TLDR: This research introduces the Model Synthesis Architecture (MSA), a computational framework that explains how people reason in novel, ‘open-world’ situations. MSA uses large language models to identify relevant information and probabilistic programs to build tailored mental models on the fly. Evaluated on a sports reasoning dataset, MSA better captures human judgments than traditional language models, especially when dealing with new variables and unexpected scenarios, suggesting a path to more human-like, flexible AI reasoning.
When faced with new and unexpected situations, humans possess a remarkable ability to pull together relevant information from their vast knowledge base and use it to make sense of the world, draw inferences, and predict outcomes. This flexible and coherent way of thinking, known as ‘open-world cognition,’ is a cornerstone of human intelligence. A recent research paper, titled ‘Modeling Open-World Cognition as On-Demand Synthesis of Probabilistic Models,’ explores a computational approach to understanding and replicating this unique human capability.
The paper, authored by Lionel Wong, Katherine M. Collins, Lance Ying, Cedegao E. Zhang, Adrian Weller, Tobias Gerstenberg, Timothy O’Donnell, Alexander K. Lew, Jacob D. Andreas, Joshua B. Tenenbaum, and Tyler Brooke-Wilson, delves into the long-standing idea in cognitive science that people reason using ‘mental models’ – structured internal representations that mirror aspects of the world. These models help us maintain consistent beliefs, integrate new information, and evaluate different possibilities.
While traditional Bayesian models in cognitive science have successfully explained human judgments in many specific tasks, they often fall short when confronted with truly novel situations. These models are typically designed for a limited scope and cannot easily incorporate new, unforeseen variables or dependencies. This is where the concept of ‘open-world’ reasoning becomes crucial: how do we maintain coherent reasoning in a specific context while drawing on a vast, globally relevant pool of background knowledge?
Introducing the Model Synthesis Architecture (MSA)
The researchers propose a novel computational framework called the Model Synthesis Architecture (MSA) to address this challenge. MSA hypothesizes that human minds construct small, ad-hoc mental models on the fly, tailored to the specific demands of a task. By reasoning within these smaller, custom-built models, MSA can achieve local coherence over the relevant variables, while its ability to synthesize arbitrary models allows it to operate in open-ended environments where relevant considerations are not fixed in advance.

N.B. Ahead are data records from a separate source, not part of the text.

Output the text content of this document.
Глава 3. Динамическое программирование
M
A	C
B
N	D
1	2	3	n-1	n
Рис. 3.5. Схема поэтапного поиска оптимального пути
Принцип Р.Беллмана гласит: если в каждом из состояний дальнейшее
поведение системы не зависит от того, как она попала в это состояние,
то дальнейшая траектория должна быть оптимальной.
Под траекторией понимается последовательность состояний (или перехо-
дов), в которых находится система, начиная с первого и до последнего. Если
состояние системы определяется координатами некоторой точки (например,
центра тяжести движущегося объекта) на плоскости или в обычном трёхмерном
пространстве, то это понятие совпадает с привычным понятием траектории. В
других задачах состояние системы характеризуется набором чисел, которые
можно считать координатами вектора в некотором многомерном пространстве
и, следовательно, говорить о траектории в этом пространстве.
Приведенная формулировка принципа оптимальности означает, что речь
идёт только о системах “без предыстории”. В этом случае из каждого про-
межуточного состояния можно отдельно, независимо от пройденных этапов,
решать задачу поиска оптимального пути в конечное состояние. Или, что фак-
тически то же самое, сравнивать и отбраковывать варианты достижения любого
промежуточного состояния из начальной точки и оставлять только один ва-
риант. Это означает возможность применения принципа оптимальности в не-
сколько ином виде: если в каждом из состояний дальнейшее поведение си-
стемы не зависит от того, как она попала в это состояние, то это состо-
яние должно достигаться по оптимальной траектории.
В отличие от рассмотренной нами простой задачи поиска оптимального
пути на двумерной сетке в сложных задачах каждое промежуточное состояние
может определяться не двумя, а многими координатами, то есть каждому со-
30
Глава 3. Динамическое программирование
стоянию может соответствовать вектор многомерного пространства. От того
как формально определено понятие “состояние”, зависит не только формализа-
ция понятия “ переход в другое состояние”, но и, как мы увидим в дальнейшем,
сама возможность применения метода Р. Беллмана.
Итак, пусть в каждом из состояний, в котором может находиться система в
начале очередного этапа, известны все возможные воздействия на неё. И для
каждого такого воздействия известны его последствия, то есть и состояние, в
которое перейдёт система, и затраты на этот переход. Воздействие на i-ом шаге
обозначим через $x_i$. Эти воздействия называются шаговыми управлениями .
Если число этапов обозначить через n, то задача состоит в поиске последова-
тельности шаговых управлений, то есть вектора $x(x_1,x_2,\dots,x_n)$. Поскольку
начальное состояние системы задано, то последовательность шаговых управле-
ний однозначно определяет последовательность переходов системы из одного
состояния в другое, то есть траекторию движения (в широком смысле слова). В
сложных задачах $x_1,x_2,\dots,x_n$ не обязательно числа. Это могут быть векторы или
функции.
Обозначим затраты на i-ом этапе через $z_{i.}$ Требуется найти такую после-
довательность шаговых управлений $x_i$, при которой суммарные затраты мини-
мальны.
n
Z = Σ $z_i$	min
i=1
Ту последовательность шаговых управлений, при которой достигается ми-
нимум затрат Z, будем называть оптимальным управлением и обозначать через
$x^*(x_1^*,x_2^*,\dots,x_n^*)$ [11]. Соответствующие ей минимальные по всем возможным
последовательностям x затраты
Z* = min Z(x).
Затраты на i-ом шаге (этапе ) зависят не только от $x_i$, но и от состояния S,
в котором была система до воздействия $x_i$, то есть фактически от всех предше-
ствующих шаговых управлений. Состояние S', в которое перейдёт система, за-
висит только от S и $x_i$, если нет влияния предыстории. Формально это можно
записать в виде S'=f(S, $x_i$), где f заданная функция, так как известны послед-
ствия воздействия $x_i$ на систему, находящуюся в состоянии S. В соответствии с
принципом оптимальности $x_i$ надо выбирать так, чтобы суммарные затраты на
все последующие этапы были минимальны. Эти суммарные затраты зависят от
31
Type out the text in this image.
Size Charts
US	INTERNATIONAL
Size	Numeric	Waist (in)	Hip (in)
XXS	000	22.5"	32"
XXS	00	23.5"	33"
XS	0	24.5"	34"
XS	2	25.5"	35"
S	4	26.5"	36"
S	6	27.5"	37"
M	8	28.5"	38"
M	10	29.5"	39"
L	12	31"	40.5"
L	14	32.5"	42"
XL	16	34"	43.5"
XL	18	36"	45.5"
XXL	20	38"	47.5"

The MSA approach breaks down open-world reasoning into two main subproblems: first, ‘synthesizing’ ad-hoc models that include all relevant variables for a given situation; and second, ‘reasoning within’ that constructed model using general algorithms for belief updating and decision-making.
In their implementation, the team uses large language models (LMs) to handle the ‘global relevance’ aspect – retrieving and organizing relevant background knowledge. For the ‘local coherence’ aspect, they employ probabilistic programming languages (PPLs) to construct bespoke, coherent world models. This combination allows MSA to process arbitrary natural language inputs (thanks to the LM front end) and express arbitrary probabilistic models (due to the general-purpose PPL modeling language).
Evaluating MSA: The ‘Model Olympics’
To evaluate their MSA, the researchers created a novel reasoning dataset called ‘Model Olympics,’ consisting of natural language vignettes about sporting events. This domain was chosen because it naturally integrates intuitive causal reasoning, uncertainty, and diverse latent variables, providing a structured yet open-ended setting for testing flexible cognitive architectures. For instance, in a new sports scenario, one cannot know in advance if injuries, weather, team dynamics, or new equipment will be relevant.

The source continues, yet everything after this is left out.